Van est un homme mort lorsque commence le récit. Ce sont des mémoires d'outre-tombe qu'il livre afin d'expliquer les raisons de son trépas. Il évoque son père vietnamien qui a abandonné femme et enfant pour un idéal révolutionnaire, sa mère qui s'est sacrifiée pour faire venir en France son fils unique pour qu'il ait un avenir, sa vie d'étudiant à Paris, la femme qu'il a épousée, la fille qu'ils ont eue ensemble. Il parle de ses incartades amoureuses aussi et surtout des trois femmes qui ont compté dans sa vie : sa fille, son épouse et la belle Ulma qui l'a littéralement ravi.
Afin de mieux comprendre qui fut Van, Linda Lê donne la parole aux survivantes et le récit alterne entre ces quatre voix : celle du mort et celles qui vont devoir apprendre à vivre sans lui.

Lou, sa femme, est directrice d'école. Sérieuse, organisée, elle s'est construite contre sa mère qui lui donnait toujours tort. Elle a fui la Bretagne pour venir étudier à Paris, elle a épousé un étranger, crime suprême aux yeux de sa génitrice et lorsque Van meurt, son rôle dans sa disparition est si grand qu'elle rédige ses confessions pour ne pas être anéantie par la culpabilité.

Laure, sa fille rebelle, regrette de ne pas avoir écouté davantage celui qu'elle trouvait vieux-jeu, de s'être disputé avec lui quelques jours avant sa disparition, de ne pas avoir lu les livres qu'il lui conseillait, écouté sa musique... alors elle s'épanche dans un journal pour exorciser ses souvenirs.

Et puis, il y a la mystérieuse Ulma, au passé si douloureux, abandonnée par sa mère, élevée par sa grand-mère. Elle écrit au docteur Sullivan une lettre qu'elle ne lui enverra jamais pour essayer de trouver des repères dans son existence qui vacille.
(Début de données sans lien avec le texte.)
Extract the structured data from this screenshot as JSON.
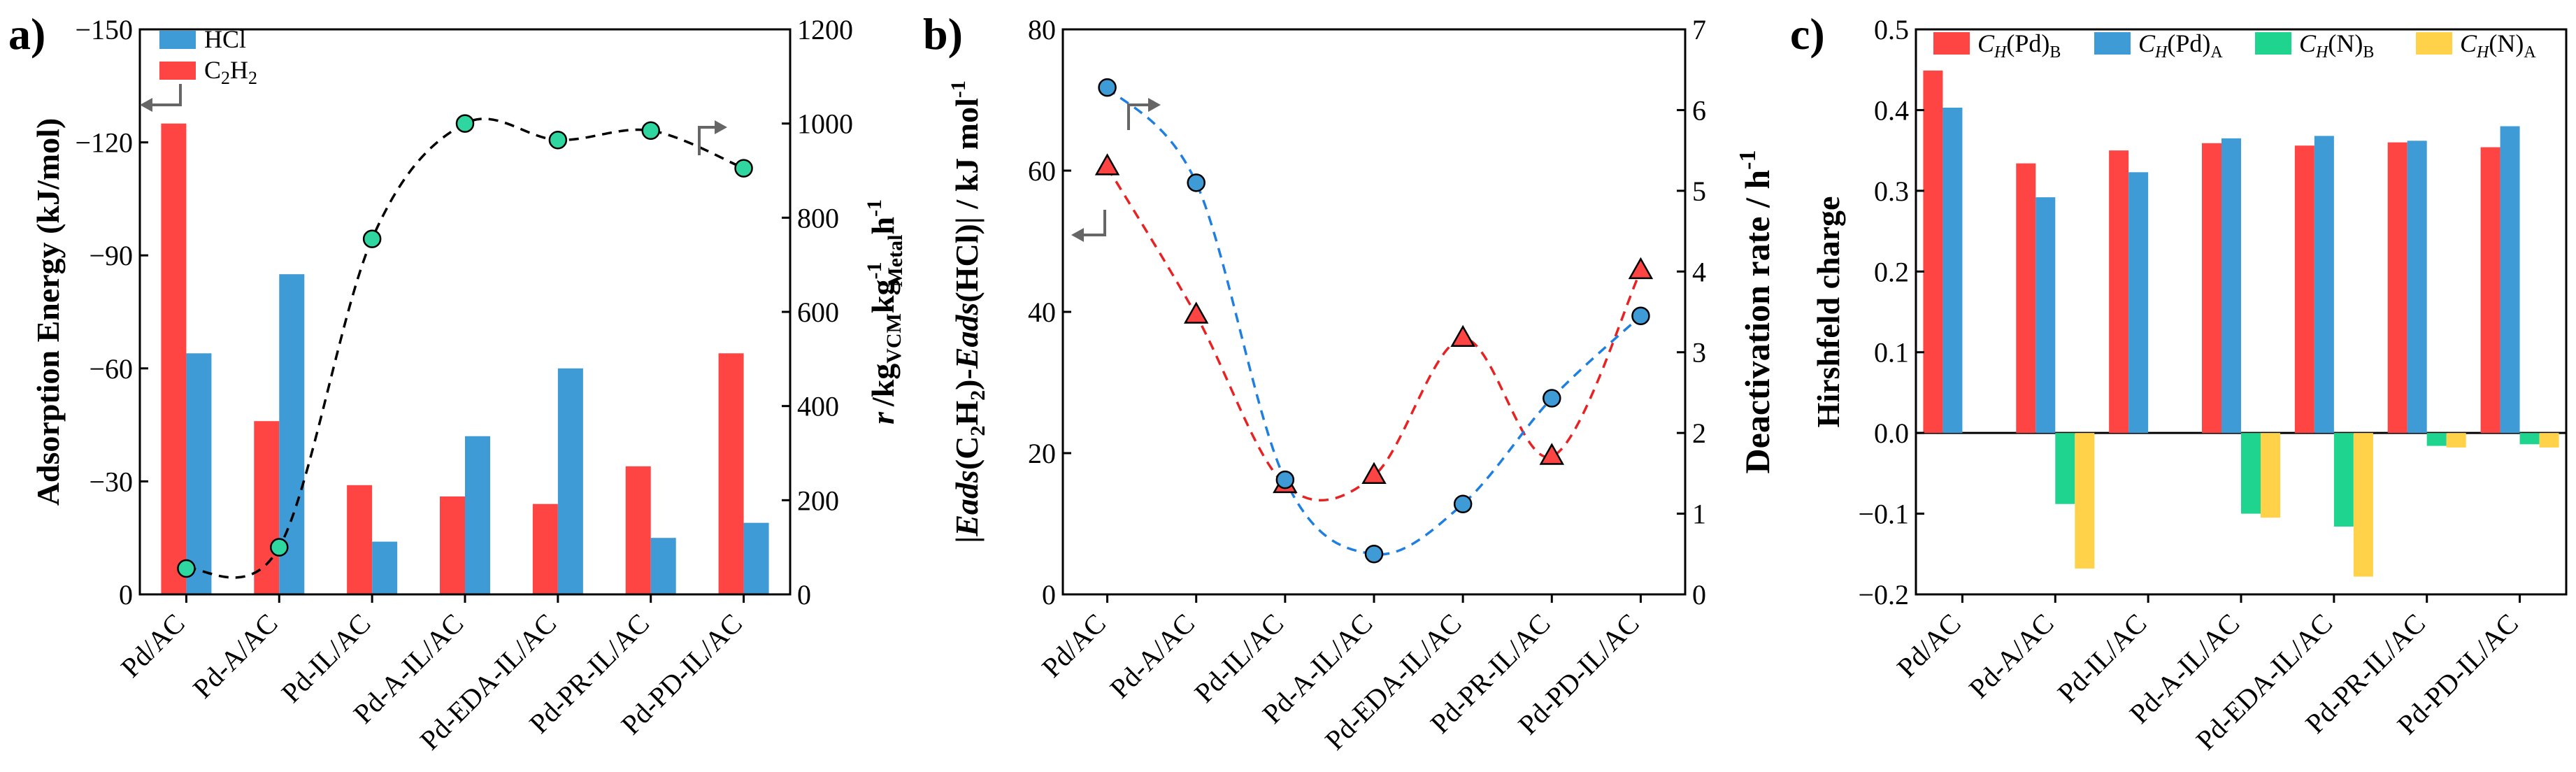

Il est question aussi, même si ce n'est pas le sujet principal du livre, de la France comme terre d'accueil et du regard porté par les étrangers sur la langue qu'ils veulent s'approprier : "Peut être les étrangers (j'en suis un), quand ils ont appris une langue non pas sur le tas mais en lisant des classiques, sont-ils plus sensibles à certaines tournures désuètes. Ils se figurent que dans leur bouche, elles ne paraissent pas anachroniques mais sont le sceau d'une acculturation réussie. Leur ramage dément leur faciès. Leur maîtrise des finesses de la langue d'adoption est la preuve par neuf d'un enracinement dans la terre d'asile."

On retrouve, dans ce nouveau roman de Linda Lê, le rythme si particulier de sa phrase, énumération, effet de liste : "Je n'ai rien changé dans la chambre, le secrétaire de Van est toujours là, avec le vide-poches, les piles de bouquins, le sous-main, l'ordinateur, les clés USB, le Robert, le Littré, le Gradus, les cahiers à spirale, l'agenda, l'étui à lunettes, les stylos rouges et bleus, les crayons en pagaille, le papier à lettres, les hebdos non lus, la cartouche de Camel, le cendrier marocain, le Zippo, la photo de Tchekhov épinglée sur l'abat-jour de la lampe art déco..."
Elle convoque les souvenirs et les laisse défiler pour créer une prosodie bien particulière. C'est comme si le roman entier n'était qu'une seule et même partition avec des variations de tons.
Comme son personnage principal, Linda Lê dépoussière les mots oubliés et c'est avec enchantement qu'on se promène au cœur de ses litanies où langue et musique se confondent.

Enora Bayec 
(01/10/12)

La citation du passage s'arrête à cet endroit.